So there was a convention of scientists trying to
decide what the most remarkable invention of the 20th century was.
They argued for hours about space travel, computers, cell phones and the like
and couldn’t agree on any one thing. So when one of the scientist’s husband
came by with their six-year old daughter, they decided to ask her what she
thought was the most important invention.
She thought for a moment and replied, “The
thermos.”
Her Mom said, “Come dear, think about all the things
a computer can do or how amazing it is to fly to the moon. What’s so great
about a thermos?”
“Well, when you put something hot in a thermos, it
stays hot. And when you put something cold in a thermos it stays cold.”
“Yeah, what’s so special about that?”
The daughter whispered, “How does it know?! ”

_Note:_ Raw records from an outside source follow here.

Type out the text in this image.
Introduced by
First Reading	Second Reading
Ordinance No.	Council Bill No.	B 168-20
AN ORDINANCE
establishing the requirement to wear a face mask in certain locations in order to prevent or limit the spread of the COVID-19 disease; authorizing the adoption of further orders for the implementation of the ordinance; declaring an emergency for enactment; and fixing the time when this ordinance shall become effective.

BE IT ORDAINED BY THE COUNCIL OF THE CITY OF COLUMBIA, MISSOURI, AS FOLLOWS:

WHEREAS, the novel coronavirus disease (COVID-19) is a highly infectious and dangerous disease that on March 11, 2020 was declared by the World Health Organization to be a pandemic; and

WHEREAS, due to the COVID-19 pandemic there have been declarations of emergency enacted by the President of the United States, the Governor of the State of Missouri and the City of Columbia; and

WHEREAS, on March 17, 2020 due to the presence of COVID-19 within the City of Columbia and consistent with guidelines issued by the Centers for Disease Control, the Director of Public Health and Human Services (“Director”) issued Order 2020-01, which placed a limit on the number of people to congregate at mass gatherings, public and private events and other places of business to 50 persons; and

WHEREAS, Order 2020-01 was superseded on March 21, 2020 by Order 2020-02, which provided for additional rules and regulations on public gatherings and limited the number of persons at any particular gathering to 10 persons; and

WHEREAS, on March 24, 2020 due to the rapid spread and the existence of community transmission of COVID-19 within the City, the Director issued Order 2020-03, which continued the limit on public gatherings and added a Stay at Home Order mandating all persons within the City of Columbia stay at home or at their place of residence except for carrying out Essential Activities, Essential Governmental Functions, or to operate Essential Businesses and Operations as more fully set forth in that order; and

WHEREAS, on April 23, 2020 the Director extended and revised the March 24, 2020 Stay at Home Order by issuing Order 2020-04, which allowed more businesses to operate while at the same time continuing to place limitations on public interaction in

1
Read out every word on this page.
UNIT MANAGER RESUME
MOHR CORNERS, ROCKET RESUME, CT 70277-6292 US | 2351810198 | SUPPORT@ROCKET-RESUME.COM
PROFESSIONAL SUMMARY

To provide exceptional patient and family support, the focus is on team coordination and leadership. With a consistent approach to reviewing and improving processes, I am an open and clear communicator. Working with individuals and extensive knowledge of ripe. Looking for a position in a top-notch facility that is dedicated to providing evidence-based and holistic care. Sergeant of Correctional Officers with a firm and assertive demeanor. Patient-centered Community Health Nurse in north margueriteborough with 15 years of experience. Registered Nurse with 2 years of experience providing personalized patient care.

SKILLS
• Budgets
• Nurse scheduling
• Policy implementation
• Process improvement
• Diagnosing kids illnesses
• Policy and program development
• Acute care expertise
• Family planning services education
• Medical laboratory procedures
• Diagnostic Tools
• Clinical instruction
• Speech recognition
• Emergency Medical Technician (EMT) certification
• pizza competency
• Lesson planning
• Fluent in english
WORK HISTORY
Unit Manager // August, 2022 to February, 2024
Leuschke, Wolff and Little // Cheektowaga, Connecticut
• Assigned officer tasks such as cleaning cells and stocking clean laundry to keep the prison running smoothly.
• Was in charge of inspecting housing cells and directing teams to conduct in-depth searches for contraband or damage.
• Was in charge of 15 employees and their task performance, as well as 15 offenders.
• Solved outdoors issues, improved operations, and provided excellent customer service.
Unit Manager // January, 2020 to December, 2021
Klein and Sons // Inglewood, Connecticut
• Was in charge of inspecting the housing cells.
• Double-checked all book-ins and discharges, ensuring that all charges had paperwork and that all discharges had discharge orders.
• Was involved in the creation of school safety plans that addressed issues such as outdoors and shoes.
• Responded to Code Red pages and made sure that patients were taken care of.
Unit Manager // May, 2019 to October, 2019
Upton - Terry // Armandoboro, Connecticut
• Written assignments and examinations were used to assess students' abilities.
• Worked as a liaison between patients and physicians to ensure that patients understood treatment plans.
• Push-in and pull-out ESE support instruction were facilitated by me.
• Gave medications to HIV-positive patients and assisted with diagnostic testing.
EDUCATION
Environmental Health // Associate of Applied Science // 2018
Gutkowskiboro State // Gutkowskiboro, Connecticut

I thought of that joke today when I read out loud a
little talk I’ll be giving this Thursday. It seemed fine on the page, but when
I read it out loud, it felt less than inspired. The content was okay, but it
just didn’t swing. It didn’t sing.
So I re-wrote it and I re-read it
out loud and thought, “Yeah!”
So how do we know when something feels right and
when something isn’t quite right? Not just in the things we write or the music
we play, but in all the aspects of our life. We’re trying to figure out whether
we want to keep dating this guy or gal or go to a meeting where a dubious decision
is announced and we can’t yet find the words to articulate what feels wrong,
but we feel it. Is it important to try to find the language, to analyze, to
speak clearly what needs to change and why, be it a word on a page, a note in
the phrase, a color in a painting, a vibe in a room or the future of a personal
relationship? Well, yes, I think it is. But the beginning of the matter is that
intuitive sense that something is off, an intuition we need to learn to trust. And
at the end of the matter, after all the reason, the logic, the excuses, is simply
the bare fact: something didn’t feel right.
How do we know? Like the thermos. We just do.